Learning the patterns of when to use animate and inanimate forms of verbs and pronouns would be very difficult for Europeans to learn since there are no overt cues to help learners decide whether nouns are animate or inanimate. It is likely that the most difficult point would come from nouns such as 'snow' or 'tobacco' which are not biologically alive but count as grammatically animate in gender. Goddard proposes that the strikingly consistent use of inanimate forms, rather than a mixture of animate or inanimate, derives from a systematic strategy adapted by native Delaware speakers to simplify their language when addressing Europeans by employing the inanimate as a default, presumably triggered by the erroneous use of inanimate forms of verbs and pronouns with nouns that are animate in gender but not logically animate. Comments by Jonas Michaëlis, an early observer, suggest that Delaware speakers deliberately simplified their language to facilitate communication with the small numbers of Dutch settlers and traders they encountered in the 1620s.
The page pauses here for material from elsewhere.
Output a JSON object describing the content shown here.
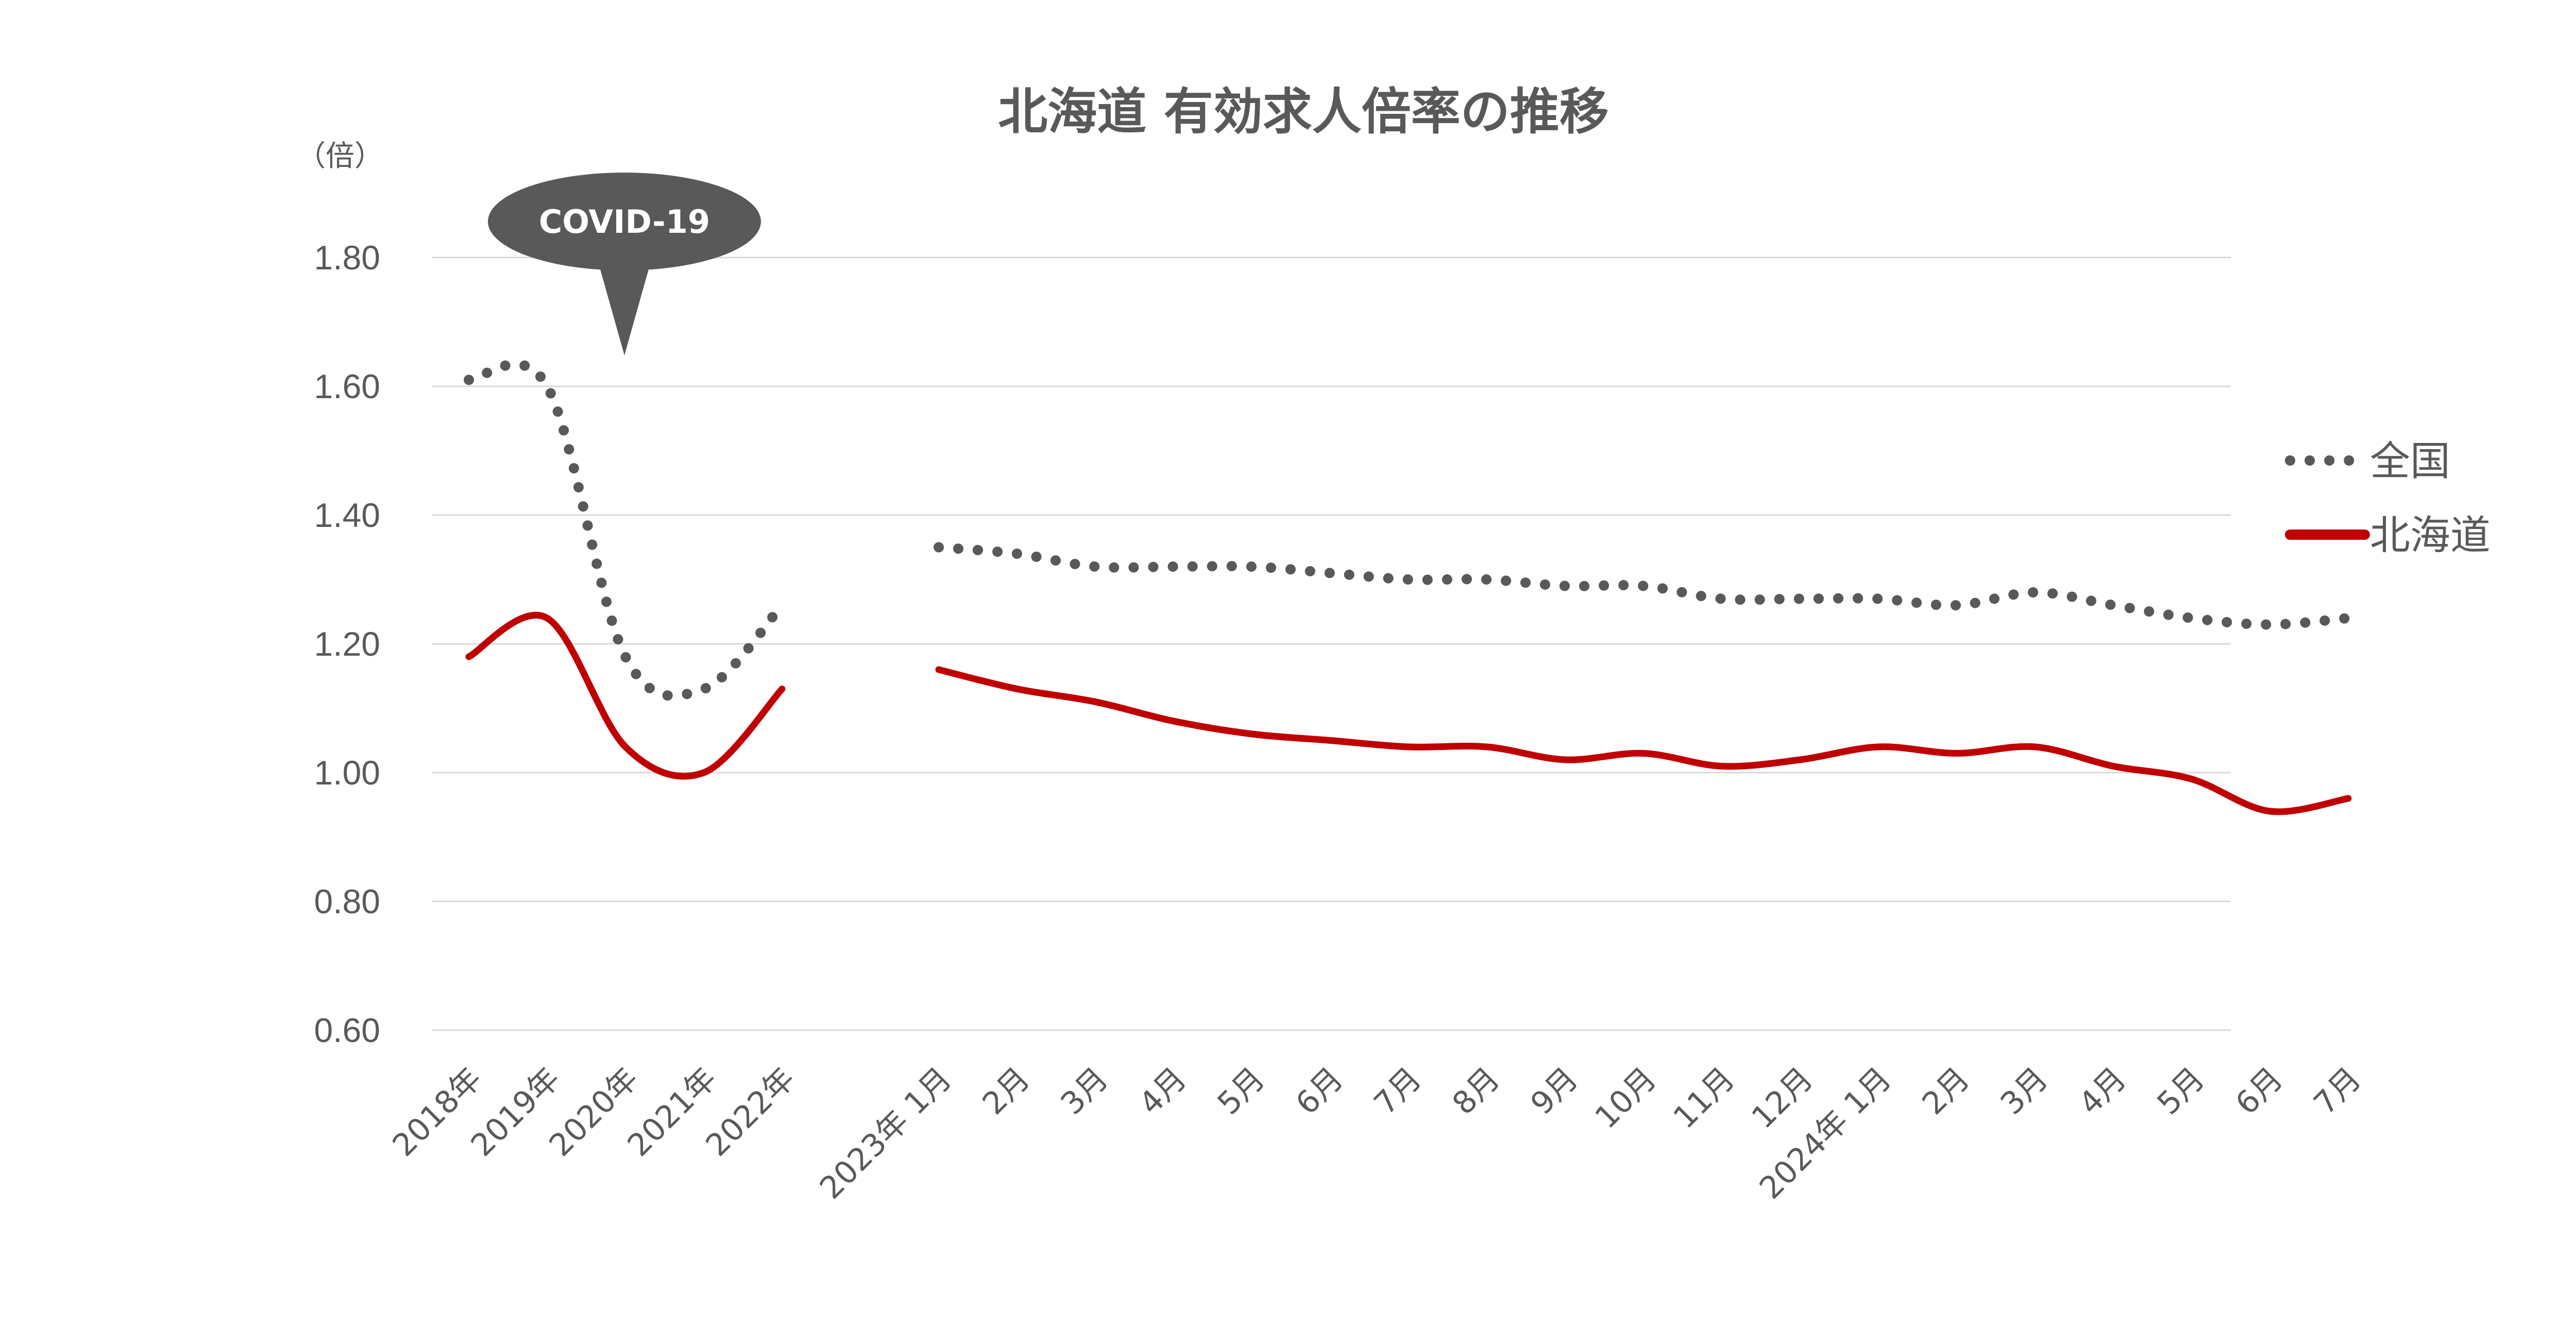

The same observer also notes that when the Delaware talked among themselves, their language was incomprehensible to Dutch speakers who were otherwise able to communicate with the Delaware using the Pidgin, strongly suggesting that the Delawares reserved the full Delaware language for themselves and used the simplified Pidgin when addressing Europeans.

Delaware Pidgin appears to show no grammatical influence at all from Dutch or other European languages, contrary to the general patterns occurring in pidgin languages, according to which a European contributing language will constitute a significant component of the pidgin.

Delaware Pidgin also appears to be unusual among pidgin languages in that almost all its vocabulary appears to come from the language spoken by the Delaware users of the Pidgin, with virtually none coming from European users. The relatively few Pidgin Delaware words that are not from Unami likely were borrowings mediated through Unami or Munsee or other languages.

==Other Algonquian pidgin languages==
Pidgin Delaware is only one of a number of pidgin languages that arose on the Atlantic coast due to contact between speakers of Algonquian languages and Europeans. Although records are fragmentary, it is clear that many Indians used varieties of pidginized English, and there are also recorded fragments of a pidgin Massachusett, an Eastern Algonquian language spoken to the north of Delaware territory in what is now Boston and adjacent areas.

It is likely that, as with Pidgin Delaware, Europeans who learned other local pidgins were under the impression that they were using the actual indigenous language.